By Claire Bidwell Smith
My visit to psychic-medium John Edward is part of a promise I made to one of my best friends, Julie, in the last days before she died, exactly 10 years ago; it’s taken me all this time to get the courage to follow through on it. Even though I work in the field of death, as a hospice bereavement coordinator, I’ve never seen a psychic medium, never really forayed into the realm of the afterlife. Instead, I’ve worked to help people understand their losses, and to understand my own.
I have a master’s degree in clinical psychology, something I pursued after losing both my parents at age 25. But the work I’ve been doing in hospice has had much more to do with helping people accept the finality of death and move forward in their lives, without the people who are missing. When considering seeing the psychic-medium, I find myself filled with a morbid curiosity. Will my dead parents come through? Will my friend Julie come through? Part of me hopes they will, but the rest of me would rather they didn’t. I’d be left with too many questions, thinking that it’s possible to communicate. I am almost vehemently skeptical.
In a hotel conference room on Long Island, I enter a small room decorated with bland photos of lakes and forests. Two rows of banquet chairs are lined up before a podium. I choose a seat in the front row, as close to the far wall as possible. There is one other woman in the room and we offer each other tentative smiles.
Slowly, more people begin to file in. A solitary, heavyset man heads to the back row. Two women with perfectly blow-dried hair settle in next to me.
By the time all the seats are filled, there are 15 of us. I am far more nervous than I anticipated. Finally, John Edward enters the room with a flourish. He looks just like he does on television — normal, a little tired, almost like a harried father you would see at Disneyland.

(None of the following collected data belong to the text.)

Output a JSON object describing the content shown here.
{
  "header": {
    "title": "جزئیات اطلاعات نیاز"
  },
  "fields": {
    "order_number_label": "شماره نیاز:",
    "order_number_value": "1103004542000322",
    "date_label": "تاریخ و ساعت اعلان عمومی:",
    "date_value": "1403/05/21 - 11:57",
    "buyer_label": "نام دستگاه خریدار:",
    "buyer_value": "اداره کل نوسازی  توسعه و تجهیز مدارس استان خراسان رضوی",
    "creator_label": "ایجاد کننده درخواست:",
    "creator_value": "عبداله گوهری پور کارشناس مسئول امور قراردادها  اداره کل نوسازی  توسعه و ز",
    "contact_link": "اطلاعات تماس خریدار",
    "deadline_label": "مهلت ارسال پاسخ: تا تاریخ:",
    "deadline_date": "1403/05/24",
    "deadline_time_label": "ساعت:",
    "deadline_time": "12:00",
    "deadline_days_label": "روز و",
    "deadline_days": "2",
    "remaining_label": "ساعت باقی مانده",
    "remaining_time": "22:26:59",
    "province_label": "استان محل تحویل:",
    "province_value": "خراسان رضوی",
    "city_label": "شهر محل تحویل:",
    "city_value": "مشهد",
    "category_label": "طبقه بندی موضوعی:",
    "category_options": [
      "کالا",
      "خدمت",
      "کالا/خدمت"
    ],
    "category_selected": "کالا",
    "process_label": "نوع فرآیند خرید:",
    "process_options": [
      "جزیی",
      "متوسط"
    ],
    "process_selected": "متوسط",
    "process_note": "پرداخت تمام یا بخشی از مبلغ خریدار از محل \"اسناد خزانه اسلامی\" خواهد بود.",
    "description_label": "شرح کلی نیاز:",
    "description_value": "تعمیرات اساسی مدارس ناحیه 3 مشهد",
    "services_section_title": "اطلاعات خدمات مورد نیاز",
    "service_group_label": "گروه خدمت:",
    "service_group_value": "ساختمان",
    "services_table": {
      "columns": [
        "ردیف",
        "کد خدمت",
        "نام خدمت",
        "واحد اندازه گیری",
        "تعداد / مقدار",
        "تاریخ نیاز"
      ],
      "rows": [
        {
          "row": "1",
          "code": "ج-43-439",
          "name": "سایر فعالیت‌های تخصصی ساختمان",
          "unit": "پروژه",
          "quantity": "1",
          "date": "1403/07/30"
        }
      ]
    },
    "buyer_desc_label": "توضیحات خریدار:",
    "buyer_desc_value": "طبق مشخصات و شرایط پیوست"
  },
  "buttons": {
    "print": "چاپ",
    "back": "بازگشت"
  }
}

He starts off right away with a father-daughter duo in the audience. “I’ve got a woman here,” he says, gesturing toward the pair. “I feel like she’s for you guys, like this is your wife,” Edward says to the man who’s already nodding. “She’s showing me a living room, and, like, a lamp. Is there something funny with this lamp?”
The man is nodding.
Edward continues. “Does she, like, turn it off and on?”
The man is laughing now, and his daughter is holding his hand. “Yeah,” he says. “It was this lamp that I bought that she hated, and ever since she died every bulb I put in it goes out within a few days.” Edward is nodding now, too, pacing the room even faster. “That’s her way of letting you know that she’s still with you.” He looks around the room, addressing all of us. “This is the kind of stuff they do, guys. They want us to know they’re still with us.”
He goes on to tell them a few more things — some particulars about the illness the woman died from, her month of birth. “They give me this information to validate their presence,” he explains. “This is their way of letting you know it’s really them.”
Finally, he gestures to the daughter. “Your mom, she’s telling me you have a baby or you’re going to have a baby?”
Her eyes grow wide with surprise and she covers her belly with both hands. She stutters as she responds, “Um, uh, I’m only five weeks along,” she says. “But no one knows yet.”
“Well, your mom knows,” John Edward says, and she bursts into tears. I find myself choking up along with her.
Is this real? And if so, what does it mean?
By the time John Edward stops in front of me, I really don’t know what to think anymore.
“I’ve got two women here,” he says. “One’s definitely your grandmother, and the other is also above you, like, a mother?”
I just nod at him.
He looks at me. “The mother one, she’s pointing to her hand. ‘She’s wearing my ring. She’s wearing my ring. She’s wearing my ring,’ she keeps saying.”
I look down at my left hand, at the engagement ring on my finger. “This was her ring,” I say quietly.
He nods, unimpressed. “I hate doing jewelry,” he says. “It’s so obvious. But she was insistent.”
My heart is racing.
“I’ve got a man here for you, too. He’s, like, a little younger than your grandmother but older than your mom, so it doesn’t seem like it’s your dad, even though that’s what he’s showing me. Edward is frowning, listening.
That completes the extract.